Whether it's movies or games, your franchise usually is usually good for least a couple of installments before someone throws up their hands and yells, “this isn't working, call a reboot!” While that threshold's perpetually lowering, the Uncharted movie has achieved the impressive feat of crossing it before a single frame of film's been shot. Neil Burger, recently-hired director of the inexplicably troubled project (really, how hard is it to make a movie about a guy who shoots people and makes wisecracks?), says he's ripping up David O. Russell's script and writing from scratch before he even thinks of who might play Nathan.
Above: Anyone who steps into Nathan Drake's shoes ought to be able to wield a shotgun without blowing their own face off, at least during takes
Burger is on the promo rounds for his most recent film, the inconceivably ridiculous-sounding Limitless, in which “a writer discovers a top-secret drug which bestows him with [sic] superhuman abilities!” If the history of Uncharted – which, again, is a story about a guy who runs around, jumps over things, fights baddies and grabs shiny shit – is anything to go by, anyone attempting to write the script could do with just such a contrivance, but Burger reckons he has the character figured. “He's this ballsy guy that lives by his wits, and who's capable of kind of anything and everything.

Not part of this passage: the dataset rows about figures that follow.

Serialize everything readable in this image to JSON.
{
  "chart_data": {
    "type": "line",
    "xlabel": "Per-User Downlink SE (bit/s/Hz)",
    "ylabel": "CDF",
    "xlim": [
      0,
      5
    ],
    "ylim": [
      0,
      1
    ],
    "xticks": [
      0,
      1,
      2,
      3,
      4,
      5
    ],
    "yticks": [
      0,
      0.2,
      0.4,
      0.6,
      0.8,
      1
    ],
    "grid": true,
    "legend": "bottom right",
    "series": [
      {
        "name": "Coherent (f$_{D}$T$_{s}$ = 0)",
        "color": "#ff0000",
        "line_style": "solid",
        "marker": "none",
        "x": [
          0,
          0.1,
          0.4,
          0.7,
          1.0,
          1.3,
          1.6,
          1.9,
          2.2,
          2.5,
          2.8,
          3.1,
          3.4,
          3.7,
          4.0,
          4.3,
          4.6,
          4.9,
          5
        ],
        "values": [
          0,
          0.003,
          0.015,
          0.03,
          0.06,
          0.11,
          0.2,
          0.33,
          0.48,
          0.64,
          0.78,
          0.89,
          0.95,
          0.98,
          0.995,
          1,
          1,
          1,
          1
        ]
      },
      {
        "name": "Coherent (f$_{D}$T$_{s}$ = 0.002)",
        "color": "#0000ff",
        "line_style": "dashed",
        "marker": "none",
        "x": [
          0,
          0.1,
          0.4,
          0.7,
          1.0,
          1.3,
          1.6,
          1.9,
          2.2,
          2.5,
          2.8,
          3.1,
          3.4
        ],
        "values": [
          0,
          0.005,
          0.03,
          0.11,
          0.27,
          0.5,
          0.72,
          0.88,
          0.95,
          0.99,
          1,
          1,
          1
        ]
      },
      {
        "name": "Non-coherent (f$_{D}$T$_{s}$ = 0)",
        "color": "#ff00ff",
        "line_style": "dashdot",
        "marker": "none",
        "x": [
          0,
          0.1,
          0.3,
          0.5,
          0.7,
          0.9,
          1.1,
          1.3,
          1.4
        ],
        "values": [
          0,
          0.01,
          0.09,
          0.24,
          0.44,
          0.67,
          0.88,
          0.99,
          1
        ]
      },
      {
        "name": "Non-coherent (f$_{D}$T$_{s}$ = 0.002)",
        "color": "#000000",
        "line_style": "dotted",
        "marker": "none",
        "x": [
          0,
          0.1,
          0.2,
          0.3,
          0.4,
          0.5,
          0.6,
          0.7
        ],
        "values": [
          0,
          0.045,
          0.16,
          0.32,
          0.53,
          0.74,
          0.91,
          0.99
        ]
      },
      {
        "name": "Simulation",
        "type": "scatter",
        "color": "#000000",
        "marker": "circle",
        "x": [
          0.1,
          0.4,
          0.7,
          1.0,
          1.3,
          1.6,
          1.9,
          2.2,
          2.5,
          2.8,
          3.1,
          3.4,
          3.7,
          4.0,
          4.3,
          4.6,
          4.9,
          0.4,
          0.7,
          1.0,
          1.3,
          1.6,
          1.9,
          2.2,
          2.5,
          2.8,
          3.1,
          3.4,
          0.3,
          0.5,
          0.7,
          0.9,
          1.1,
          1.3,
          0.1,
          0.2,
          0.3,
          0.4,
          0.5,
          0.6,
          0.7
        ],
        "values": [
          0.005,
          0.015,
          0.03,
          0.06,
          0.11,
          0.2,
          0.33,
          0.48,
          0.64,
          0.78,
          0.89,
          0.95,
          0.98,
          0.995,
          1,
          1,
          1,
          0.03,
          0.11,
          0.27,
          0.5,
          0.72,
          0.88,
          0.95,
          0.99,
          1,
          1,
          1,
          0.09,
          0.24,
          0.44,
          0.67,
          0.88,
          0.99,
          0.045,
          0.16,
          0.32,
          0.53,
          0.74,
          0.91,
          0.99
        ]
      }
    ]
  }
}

He's fearless and he doesn't give a damn and he'll go after the thing.” Hardly a nuanced reading – but in the context of the game-movie genre, any writer who can compose a script in which all the words are written in the same font is already ahead of the game.
Above: The successful thespian will also be required to share screentime with one or more beautiful ladies, preferably without giggling visibly
As for casting – and again, not to disparage what should make for a perfectly enjoyable film, but if most of your actors are awake during takes, your videogame-movie is already a winner – Burger isn't getting into the “which actor looks best dirty and unshaven” game just yet. He says the script's the first job, then “you see who's available, who seems right, who's a new actor that's just breaking.” Burger's previous scripts have attracted the leading-man talents of Edward Norton, Tim Robbins and Bradley Cooper, so hopes are high that he should be able to put together a story that might lure that elusive actor capable of playing “roguish but likeable” out of the woodwork. What does this news do for your hopes regarding the Uncharted movie?